How To Identify A Real Hawaiian Quilt

For quilt collectors and those who love graphic decor items, a true Hawaiian quilt is a valuable art piece. Authentic pieces can run hundreds of dollars, which is why making reproduction Hawaiian quilts is such a big business. If you just love the design, it probably doesn't make much difference to you, but if you want to invest in the history and master craftsmanship of a traditional Hawaiian quilt, do some investigating before pulling out your wallet.

Ask Questions

Are you buying the quilt from an individual seller, or is it being sold from a catalog or in a store? If you can buy multiple copies of the same quilt, you're not dealing with an authentic antique. You're better off buying a Hawaiian quilt from an individual buyer—that way you can ask questions about the quilt's history.
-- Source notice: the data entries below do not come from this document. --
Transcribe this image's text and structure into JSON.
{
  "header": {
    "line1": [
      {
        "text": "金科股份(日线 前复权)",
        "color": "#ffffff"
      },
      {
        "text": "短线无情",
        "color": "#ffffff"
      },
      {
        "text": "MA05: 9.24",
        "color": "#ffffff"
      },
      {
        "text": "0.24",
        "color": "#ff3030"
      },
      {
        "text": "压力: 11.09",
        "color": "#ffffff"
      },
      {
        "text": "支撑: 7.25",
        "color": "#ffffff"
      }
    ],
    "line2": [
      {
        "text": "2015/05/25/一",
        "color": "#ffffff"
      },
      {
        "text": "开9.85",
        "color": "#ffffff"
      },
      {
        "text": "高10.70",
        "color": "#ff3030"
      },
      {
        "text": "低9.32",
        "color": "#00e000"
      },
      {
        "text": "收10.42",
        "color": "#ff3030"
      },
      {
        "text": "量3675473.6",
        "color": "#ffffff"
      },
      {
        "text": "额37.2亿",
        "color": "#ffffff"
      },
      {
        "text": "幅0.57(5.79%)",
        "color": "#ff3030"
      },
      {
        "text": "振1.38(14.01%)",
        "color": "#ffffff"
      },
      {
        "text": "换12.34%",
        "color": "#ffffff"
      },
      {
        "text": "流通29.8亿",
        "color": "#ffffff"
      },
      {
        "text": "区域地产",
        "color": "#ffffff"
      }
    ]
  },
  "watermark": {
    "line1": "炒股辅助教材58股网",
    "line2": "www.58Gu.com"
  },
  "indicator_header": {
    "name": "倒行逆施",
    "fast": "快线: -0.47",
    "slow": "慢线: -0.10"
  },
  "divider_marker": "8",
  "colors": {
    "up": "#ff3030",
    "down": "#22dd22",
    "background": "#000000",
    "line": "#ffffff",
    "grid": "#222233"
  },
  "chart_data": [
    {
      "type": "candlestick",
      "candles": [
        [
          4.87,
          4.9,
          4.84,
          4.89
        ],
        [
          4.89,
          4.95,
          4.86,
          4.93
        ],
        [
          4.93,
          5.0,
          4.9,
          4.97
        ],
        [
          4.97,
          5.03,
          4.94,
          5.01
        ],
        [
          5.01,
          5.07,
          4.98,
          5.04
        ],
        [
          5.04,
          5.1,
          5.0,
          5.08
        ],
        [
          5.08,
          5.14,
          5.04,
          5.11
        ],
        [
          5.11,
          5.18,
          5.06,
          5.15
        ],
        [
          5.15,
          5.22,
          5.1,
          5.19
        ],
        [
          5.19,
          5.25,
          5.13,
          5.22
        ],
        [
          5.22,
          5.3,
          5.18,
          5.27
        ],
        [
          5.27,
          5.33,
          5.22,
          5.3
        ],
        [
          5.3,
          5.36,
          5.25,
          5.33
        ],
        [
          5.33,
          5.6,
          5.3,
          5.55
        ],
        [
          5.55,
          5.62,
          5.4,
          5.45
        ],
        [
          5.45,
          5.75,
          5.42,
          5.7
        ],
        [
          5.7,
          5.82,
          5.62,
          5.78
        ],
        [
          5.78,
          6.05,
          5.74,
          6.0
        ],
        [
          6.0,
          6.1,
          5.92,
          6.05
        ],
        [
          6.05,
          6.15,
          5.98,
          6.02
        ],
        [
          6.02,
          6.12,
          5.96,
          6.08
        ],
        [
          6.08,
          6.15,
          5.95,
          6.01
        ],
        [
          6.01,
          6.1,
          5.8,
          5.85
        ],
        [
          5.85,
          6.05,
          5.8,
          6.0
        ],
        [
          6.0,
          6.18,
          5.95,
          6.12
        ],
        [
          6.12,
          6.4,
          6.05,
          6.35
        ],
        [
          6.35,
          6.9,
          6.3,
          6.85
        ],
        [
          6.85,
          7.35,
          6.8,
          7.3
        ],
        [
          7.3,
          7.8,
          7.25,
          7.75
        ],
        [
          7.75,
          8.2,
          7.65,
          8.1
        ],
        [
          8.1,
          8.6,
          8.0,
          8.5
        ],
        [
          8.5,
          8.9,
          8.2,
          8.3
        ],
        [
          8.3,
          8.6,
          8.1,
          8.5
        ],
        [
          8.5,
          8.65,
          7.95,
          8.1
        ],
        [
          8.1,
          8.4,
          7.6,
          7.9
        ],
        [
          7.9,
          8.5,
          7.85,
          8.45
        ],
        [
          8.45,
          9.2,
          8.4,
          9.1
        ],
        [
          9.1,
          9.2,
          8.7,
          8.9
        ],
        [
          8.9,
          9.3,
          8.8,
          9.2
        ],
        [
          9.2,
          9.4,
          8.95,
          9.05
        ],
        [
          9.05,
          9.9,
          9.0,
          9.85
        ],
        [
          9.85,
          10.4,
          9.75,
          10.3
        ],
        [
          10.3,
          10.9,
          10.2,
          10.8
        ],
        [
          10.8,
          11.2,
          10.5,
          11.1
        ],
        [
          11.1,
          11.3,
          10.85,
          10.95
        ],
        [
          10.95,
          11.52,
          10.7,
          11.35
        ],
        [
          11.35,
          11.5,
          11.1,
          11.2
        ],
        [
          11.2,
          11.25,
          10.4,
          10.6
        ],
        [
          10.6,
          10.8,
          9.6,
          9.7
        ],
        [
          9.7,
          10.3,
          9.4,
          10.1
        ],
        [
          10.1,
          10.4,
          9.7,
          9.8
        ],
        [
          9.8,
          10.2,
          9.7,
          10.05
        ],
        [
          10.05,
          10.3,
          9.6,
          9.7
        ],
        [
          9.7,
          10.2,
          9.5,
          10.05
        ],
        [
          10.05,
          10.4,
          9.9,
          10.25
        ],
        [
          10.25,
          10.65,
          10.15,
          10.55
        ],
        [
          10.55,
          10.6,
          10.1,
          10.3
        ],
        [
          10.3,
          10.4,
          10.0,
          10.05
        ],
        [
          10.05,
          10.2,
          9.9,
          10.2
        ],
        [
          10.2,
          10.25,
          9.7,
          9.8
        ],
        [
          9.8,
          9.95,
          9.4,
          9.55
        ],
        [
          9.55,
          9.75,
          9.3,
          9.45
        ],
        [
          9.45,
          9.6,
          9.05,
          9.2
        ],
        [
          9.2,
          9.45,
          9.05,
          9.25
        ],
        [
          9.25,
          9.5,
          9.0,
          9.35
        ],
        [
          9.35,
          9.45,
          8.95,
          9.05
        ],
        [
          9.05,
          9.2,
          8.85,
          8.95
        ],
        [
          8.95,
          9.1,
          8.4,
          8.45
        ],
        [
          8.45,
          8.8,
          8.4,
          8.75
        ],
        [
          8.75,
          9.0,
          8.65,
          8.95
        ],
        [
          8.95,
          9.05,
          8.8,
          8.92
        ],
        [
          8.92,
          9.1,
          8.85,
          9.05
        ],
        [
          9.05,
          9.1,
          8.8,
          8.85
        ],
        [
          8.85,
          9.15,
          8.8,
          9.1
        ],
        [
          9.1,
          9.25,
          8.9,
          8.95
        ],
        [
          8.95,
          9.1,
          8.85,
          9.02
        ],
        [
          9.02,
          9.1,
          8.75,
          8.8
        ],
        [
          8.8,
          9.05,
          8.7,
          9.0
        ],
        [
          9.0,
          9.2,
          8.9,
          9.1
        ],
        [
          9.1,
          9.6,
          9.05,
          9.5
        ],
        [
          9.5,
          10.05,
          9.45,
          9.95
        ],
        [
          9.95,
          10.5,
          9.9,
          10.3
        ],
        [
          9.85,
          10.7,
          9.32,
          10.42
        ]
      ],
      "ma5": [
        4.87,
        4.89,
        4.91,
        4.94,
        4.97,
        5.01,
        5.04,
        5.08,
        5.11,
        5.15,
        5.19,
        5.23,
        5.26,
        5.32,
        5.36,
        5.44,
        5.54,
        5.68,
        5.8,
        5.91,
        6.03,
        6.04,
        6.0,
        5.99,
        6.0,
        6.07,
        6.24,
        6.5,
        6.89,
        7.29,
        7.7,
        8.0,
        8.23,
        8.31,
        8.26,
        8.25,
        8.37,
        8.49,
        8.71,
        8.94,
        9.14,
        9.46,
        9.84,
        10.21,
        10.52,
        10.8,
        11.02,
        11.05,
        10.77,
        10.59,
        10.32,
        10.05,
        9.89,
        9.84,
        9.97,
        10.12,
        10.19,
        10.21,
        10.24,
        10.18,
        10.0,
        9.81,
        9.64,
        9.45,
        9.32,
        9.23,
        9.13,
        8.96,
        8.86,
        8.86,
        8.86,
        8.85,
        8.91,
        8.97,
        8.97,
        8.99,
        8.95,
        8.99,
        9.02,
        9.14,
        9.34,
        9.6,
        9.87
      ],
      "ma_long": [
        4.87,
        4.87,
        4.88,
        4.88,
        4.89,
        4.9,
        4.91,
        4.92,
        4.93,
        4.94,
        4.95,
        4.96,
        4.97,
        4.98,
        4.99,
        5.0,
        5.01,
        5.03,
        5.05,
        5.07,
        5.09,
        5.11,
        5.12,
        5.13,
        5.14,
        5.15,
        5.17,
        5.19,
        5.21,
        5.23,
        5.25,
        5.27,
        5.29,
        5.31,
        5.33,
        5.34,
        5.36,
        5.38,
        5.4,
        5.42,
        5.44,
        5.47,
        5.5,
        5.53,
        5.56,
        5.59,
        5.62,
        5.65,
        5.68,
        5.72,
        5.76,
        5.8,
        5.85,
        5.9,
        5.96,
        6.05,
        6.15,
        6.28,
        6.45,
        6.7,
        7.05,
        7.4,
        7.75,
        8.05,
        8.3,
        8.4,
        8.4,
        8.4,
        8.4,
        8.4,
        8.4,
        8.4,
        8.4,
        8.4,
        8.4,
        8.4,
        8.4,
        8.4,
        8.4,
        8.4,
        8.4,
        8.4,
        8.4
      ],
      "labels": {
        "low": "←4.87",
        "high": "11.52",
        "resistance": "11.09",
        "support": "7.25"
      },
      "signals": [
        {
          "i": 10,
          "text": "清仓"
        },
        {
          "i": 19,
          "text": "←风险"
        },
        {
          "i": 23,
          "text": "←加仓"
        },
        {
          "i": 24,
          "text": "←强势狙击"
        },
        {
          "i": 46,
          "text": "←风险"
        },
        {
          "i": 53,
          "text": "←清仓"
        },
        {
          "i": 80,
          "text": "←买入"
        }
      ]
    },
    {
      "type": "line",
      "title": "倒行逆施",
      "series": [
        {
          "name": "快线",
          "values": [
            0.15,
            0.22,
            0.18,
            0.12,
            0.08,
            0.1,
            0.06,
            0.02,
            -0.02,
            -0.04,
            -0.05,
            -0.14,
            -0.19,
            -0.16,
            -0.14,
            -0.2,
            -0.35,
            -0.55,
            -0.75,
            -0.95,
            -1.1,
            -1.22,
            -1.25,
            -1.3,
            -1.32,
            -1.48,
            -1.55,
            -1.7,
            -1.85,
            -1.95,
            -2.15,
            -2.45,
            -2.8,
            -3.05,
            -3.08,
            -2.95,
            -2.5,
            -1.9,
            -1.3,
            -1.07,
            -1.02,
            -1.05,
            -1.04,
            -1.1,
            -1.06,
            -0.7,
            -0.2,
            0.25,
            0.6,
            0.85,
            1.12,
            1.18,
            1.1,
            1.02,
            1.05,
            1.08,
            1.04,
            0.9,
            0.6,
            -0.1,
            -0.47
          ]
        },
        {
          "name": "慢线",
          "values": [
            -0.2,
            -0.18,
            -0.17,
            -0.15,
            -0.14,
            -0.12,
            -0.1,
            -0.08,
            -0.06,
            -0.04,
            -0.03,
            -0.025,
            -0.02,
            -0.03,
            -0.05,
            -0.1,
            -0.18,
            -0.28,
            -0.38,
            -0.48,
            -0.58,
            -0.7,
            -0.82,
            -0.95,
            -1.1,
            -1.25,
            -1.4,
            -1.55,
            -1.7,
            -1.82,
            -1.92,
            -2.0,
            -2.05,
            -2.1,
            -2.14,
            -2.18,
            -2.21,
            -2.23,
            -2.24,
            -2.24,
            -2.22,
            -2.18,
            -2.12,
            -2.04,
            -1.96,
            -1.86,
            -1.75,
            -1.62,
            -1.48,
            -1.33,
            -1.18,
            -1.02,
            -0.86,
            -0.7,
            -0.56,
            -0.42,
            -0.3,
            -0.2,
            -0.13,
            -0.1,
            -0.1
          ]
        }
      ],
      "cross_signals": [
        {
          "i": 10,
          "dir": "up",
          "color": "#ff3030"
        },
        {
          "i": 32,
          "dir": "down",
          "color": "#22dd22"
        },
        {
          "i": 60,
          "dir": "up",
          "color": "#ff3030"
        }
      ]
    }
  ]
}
If the owner doesn't know anything about the quilt or refuses to answer questions, investigate further, but be wary.

Look at the Construction

Does the quilt look mass produced? If the seams are perfectly even, with stitches that are all the same exact length, you're probably dealing with a factory-made item. Many of these are made with cotton/polyester blends instead of 100 percent cotton. Can you find a tag on the back of the quilt or quilted piece? That's a sure sign of a mass-produced quilt.

Check Out the Design

Original Hawaiian quilts made by creative quilters have a few things in common. Certain motifs run through the art, such as coconut palms, palm fronds, and hibiscus flowers. The design is based on the fabric being cut much like you cut a paper snowflake when you were a child. Mass-produced quilts have very simple designs with basic details, where a handmade true Hawaiian quilt has deep cuts, intricate detail, and an almost puzzle-like design with identifiable objects hidden in the pattern.

What Is the Difference?

Why should you care where your quilt is made? If you're looking for a beautiful design, you might think it doesn't matter, as long as you like the design. It depends on how you plan to use the quilt, mostly. If it's for a child's bedroom, go with the factory item, since it will get well-used anyway. Quilts for guest rooms can be either one, since they won't be worn out as much over time. If you're looking for the highest quality, however, you've got a better chance of getting in with a traditional, handmade quilt. You can find examples of fine workmanship in quilts made in the Philippines or other craft-producing areas, but you'll have to inspect them more carefully just to be sure of the quality.